A meditative and somewhat frightening photograph of turbulent, golden bubbles circulating in the media and social networks these days represents the boiling face of the Sun with a detail that has never been seen before. The image shows the “boiling” on the surface of our star, which testifies to the fierce movement of plasma during the transport of heat from the Sun’s interior to the surface.

The photograph is an exceptional observational achievement, thanks to whom the Sun took off its veil for the first time in front of a man and showed the details of its face, hidden in a flash. The sun, about 150 million kilometers away, is photographed here in astonishing resolution – each point in the picture corresponds to a length of only 30 kilometers.

The sun is huge, so the bubble cells in the picture in nature are as big as the Balkan Peninsula together with the Carpathians, and the whole photo covers an area about 36,500 kilometers wide. As the American astronomical community AURA stated in a statement, the dark areas in the photo are colder and the plasma sinks on them, while in the bright centers the bubble plasma rises. Understanding this process will help astronomers understand the behavior of the solar corona, but also to better predict the emissions of charged particles from the sun and the so-called solar wind.
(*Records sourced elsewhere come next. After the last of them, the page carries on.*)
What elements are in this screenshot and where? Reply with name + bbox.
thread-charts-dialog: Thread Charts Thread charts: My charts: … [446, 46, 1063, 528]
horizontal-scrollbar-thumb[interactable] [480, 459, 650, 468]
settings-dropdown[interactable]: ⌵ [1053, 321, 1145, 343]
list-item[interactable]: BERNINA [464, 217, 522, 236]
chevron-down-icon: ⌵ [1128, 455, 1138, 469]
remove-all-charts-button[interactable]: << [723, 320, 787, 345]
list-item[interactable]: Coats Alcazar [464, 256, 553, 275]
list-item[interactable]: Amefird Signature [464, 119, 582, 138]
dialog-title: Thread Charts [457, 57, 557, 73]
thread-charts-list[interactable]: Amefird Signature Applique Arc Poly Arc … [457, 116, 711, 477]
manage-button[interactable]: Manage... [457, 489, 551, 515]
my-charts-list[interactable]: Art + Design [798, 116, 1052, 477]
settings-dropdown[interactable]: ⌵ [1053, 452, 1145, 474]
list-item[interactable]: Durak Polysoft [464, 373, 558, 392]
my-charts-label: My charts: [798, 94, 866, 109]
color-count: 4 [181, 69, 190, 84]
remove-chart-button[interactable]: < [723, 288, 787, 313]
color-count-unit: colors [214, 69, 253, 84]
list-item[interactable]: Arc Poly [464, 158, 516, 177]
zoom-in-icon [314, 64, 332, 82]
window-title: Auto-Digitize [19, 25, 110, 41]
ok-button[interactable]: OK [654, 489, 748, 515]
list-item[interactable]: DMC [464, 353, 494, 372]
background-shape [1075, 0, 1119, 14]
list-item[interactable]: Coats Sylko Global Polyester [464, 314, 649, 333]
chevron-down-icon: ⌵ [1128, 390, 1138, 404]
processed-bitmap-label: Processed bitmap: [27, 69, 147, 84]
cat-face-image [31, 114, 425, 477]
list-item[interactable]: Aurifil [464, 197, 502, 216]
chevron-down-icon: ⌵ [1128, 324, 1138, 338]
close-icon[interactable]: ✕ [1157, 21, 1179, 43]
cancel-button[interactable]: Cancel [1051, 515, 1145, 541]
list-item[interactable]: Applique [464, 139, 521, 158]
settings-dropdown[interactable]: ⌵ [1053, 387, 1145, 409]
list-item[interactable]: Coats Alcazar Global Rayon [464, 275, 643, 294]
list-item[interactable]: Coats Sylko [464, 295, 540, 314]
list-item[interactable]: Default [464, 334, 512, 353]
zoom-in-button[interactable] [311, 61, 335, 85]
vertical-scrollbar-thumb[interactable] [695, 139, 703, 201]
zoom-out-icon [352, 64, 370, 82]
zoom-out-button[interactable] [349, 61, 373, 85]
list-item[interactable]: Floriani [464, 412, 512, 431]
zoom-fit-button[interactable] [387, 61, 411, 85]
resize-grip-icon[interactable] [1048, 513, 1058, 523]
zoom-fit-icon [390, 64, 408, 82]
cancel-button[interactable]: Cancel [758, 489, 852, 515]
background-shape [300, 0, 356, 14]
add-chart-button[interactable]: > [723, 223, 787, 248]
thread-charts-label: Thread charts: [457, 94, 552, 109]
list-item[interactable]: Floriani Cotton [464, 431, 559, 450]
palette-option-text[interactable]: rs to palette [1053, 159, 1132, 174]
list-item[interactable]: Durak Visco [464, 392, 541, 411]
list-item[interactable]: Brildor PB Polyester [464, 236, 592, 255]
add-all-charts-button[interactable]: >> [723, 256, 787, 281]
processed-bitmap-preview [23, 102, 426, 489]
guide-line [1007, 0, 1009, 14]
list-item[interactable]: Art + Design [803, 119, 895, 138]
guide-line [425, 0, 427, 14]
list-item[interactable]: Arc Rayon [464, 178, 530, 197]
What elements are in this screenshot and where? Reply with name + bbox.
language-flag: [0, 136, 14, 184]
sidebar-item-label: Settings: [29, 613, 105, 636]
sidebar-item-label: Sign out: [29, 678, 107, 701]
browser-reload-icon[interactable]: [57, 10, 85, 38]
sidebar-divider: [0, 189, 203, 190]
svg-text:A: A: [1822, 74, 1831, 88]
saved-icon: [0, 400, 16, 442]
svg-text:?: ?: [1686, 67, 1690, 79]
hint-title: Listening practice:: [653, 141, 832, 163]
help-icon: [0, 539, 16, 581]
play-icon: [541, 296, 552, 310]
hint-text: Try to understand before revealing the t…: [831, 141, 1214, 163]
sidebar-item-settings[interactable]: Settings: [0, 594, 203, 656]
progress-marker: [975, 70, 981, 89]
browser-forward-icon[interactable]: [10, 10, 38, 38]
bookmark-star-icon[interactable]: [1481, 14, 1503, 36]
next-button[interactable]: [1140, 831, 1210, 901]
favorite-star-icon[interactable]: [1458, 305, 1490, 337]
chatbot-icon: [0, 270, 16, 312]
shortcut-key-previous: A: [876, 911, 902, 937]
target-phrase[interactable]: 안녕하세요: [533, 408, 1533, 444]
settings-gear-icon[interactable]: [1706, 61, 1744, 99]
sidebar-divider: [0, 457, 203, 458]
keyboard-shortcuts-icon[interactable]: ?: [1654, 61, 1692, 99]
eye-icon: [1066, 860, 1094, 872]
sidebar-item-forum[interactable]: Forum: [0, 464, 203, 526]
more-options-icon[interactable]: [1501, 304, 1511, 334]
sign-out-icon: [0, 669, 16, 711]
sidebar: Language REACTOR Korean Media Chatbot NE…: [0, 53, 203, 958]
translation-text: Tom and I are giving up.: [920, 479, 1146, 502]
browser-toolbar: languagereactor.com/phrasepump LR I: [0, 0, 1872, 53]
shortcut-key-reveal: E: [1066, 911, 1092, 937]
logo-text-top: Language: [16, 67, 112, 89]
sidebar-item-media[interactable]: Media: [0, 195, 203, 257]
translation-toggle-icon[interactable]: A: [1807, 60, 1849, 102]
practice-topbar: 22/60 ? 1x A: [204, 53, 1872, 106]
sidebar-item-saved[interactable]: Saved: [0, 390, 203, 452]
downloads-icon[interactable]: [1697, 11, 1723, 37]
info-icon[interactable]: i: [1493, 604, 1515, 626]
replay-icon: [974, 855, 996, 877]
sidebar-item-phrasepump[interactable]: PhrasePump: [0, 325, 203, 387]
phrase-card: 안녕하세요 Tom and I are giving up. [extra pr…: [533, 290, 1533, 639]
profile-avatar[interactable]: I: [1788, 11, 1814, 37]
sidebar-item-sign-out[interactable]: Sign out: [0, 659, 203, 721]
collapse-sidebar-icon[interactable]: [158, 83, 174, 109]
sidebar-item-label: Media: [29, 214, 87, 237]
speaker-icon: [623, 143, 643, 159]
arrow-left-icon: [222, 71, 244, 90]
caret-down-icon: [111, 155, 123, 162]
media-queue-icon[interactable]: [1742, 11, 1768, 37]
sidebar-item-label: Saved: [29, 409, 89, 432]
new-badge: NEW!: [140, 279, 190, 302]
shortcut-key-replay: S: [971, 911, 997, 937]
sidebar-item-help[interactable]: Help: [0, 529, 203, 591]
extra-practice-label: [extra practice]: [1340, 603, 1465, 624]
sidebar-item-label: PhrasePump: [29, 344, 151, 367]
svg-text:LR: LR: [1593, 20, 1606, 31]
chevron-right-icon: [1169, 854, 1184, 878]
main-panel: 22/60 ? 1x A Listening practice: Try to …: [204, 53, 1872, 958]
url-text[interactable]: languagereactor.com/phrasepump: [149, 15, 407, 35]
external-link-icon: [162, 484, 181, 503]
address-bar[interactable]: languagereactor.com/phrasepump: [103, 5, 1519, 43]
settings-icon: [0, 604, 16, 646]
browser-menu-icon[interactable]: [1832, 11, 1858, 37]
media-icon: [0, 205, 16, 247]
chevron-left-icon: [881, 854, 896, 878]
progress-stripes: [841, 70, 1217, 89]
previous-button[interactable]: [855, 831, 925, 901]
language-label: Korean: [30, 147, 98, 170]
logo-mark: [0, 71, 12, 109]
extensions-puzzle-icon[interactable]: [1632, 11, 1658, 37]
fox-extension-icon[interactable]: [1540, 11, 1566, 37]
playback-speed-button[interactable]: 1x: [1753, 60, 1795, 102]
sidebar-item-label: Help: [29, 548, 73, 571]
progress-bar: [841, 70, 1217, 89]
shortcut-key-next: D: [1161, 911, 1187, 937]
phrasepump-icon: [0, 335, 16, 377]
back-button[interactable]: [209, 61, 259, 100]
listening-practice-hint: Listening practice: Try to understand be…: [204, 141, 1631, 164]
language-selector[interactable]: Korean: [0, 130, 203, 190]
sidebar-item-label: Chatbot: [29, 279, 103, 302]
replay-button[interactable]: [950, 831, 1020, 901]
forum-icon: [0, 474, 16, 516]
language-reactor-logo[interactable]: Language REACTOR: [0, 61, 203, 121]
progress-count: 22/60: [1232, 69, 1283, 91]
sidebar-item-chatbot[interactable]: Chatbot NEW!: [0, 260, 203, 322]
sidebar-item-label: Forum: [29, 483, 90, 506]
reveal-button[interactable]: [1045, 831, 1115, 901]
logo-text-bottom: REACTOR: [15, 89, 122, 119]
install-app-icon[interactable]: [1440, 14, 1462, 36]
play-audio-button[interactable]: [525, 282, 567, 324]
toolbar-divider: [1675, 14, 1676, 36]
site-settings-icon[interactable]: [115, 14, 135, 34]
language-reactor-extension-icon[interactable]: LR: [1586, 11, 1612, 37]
The picture was published by AURA and the American National Science Foundation (NSF), and it was created on the largest DKIST solar telescope that exists today, which is located on the island of Maui in Hawaii. From the approximately 3,000-meter-high volcanic peak of Haleakala, this new telescope is aimed directly at the Sun. According to the magazine “Science”, in order to take this picture, the telescope needs a monstrous cooling system because during the shooting, the main mirror of the telescope absorbs about 13 kilowatts of solar heat.

Understanding the Sun is certainly one of the most important issues that goes beyond any single science. The mover of life, the Sun, is actually a giant natural thermonuclear reactor in which about five million tons of hydrogen “burn” every second. By chance, although it is a very visible thing, that is, the most visible thing that a person has encountered, the Sun is hidden from a more detailed human view precisely because of its strong flash.

Unlike distant stars, where the goal is to collect as much light as possible, here the problem is different – shooting the Sun is therefore a very demanding discipline. Only certain astronomers and institutions are dedicated to this, including DKIST (Daniel K. Inouye Solar Telescope) in Hawaii. As it is often written lately, DKIST will be a complementary, terrestrial partner to the new SoLO satellite, which was recently sent into orbit around the Sun, in order to record it from close range.